В ответ Тант лишь усмехнулся своей грустной, слабой улыбкой, и Альвин, подметив ее во второй раз, подумал, что раньше друг так никогда не улыбался.
– Послушай, а может быть твое прекрасное «что-то» – не что иное, как прекрасная девушка Ника?
– Может, ты и прав, но лишь отчасти. Впрочем, не знаю…
– Романтические метания души? Любовь…
– Да ну тебя!
Альвин приблизил свое лицо к лицу Танта, заглянул ему в глаза и произнес:
– А за такое дело лишь с любовью и можно браться. Поверь мне.
Тант отмахнулся.
– Ты сам – того, малость. Дело как дело, никаких чудес, никаких невероятностей и никакой любви. Обыкновенный поиск. Репортерская работа.

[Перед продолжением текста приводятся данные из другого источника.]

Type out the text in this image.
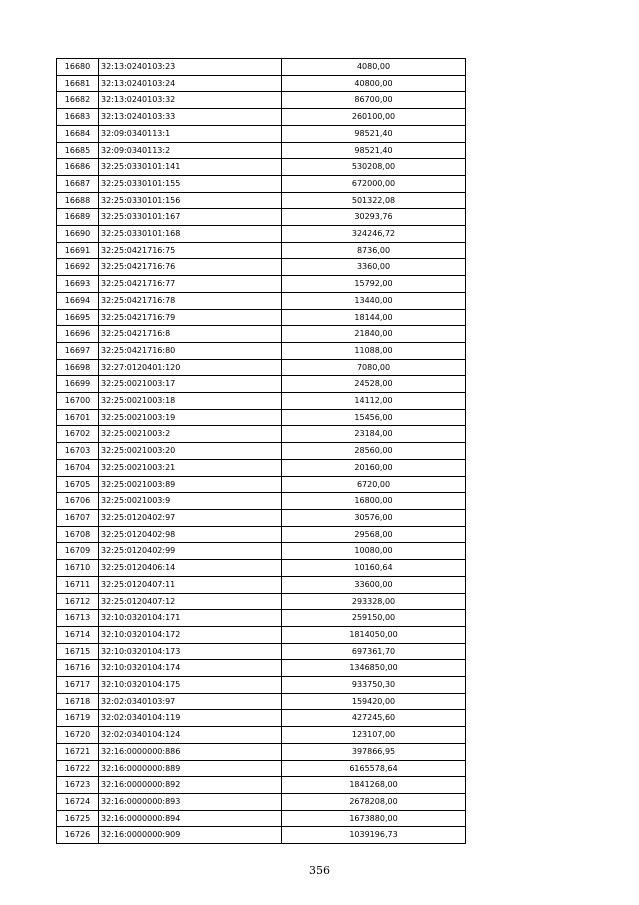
16680	32:13:0240103:23	4080,00
16681	32:13:0240103:24	40800,00
16682	32:13:0240103:32	86700,00
16683	32:13:0240103:33	260100,00
16684	32:09:0340113:1	98521,40
16685	32:09:0340113:2	98521,40
16686	32:25:0330101:141	530208,00
16687	32:25:0330101:155	672000,00
16688	32:25:0330101:156	501322,08
16689	32:25:0330101:167	30293,76
16690	32:25:0330101:168	324246,72
16691	32:25:0421716:75	8736,00
16692	32:25:0421716:76	3360,00
16693	32:25:0421716:77	15792,00
16694	32:25:0421716:78	13440,00
16695	32:25:0421716:79	18144,00
16696	32:25:0421716:8	21840,00
16697	32:25:0421716:80	11088,00
16698	32:27:0120401:120	7080,00
16699	32:25:0021003:17	24528,00
16700	32:25:0021003:18	14112,00
16701	32:25:0021003:19	15456,00
16702	32:25:0021003:2	23184,00
16703	32:25:0021003:20	28560,00
16704	32:25:0021003:21	20160,00
16705	32:25:0021003:89	6720,00
16706	32:25:0021003:9	16800,00
16707	32:25:0120402:97	30576,00
16708	32:25:0120402:98	29568,00
16709	32:25:0120402:99	10080,00
16710	32:25:0120406:14	10160,64
16711	32:25:0120407:11	33600,00
16712	32:25:0120407:12	293328,00
16713	32:10:0320104:171	259150,00
16714	32:10:0320104:172	1814050,00
16715	32:10:0320104:173	697361,70
16716	32:10:0320104:174	1346850,00
16717	32:10:0320104:175	933750,30
16718	32:02:0340103:97	159420,00
16719	32:02:0340104:119	427245,60
16720	32:02:0340104:124	123107,00
16721	32:16:0000000:886	397866,95
16722	32:16:0000000:889	6165578,64
16723	32:16:0000000:892	1841268,00
16724	32:16:0000000:893	2678208,00
16725	32:16:0000000:894	1673880,00
16726	32:16:0000000:909	1039196,73
356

Они простились, условившись о скорой встрече. Пройдя немного, Тант оглянулся и отыскал среди фигур редких прохожих широкую спину Альвина в модном пальто из шотландки в крупную красно-черную клетку. Друг спешил вниз по улице, плавно опускавшей свою длинную шею к реке Славе, и Тант подумал, что, должно быть, в голове его прокручиваются все возможные варианты поиска, вспоминаются и отбираются знакомые, и отыскивается среди них тот, единственный, кто сможет указать на след пропавшей экспедиции. Тант не сомневался, что именно так и обстоят дела. Но он ошибался. Альвин на самом оценивал расстояние от показавшего из-за угла свой нос троллейбуса до остановки, и прикидывал, успеет ли. Он все убыстрял шаг, наконец, не выдержал и побежал. Ухватился за поручень, вскочил на заднюю площадку. Оглянувшись, махнул рукой. Тант, улыбнувшись, ответил тем же. Перед глазами его вновь возник образ Ники, – так, мелькнула картинка памяти – и вспомнились последние слова Альвина. А он прав, подумалось. Без любви за дело браться нельзя, таков закон. Причем, за любое дело.
Но о какой любви думал каждый из них?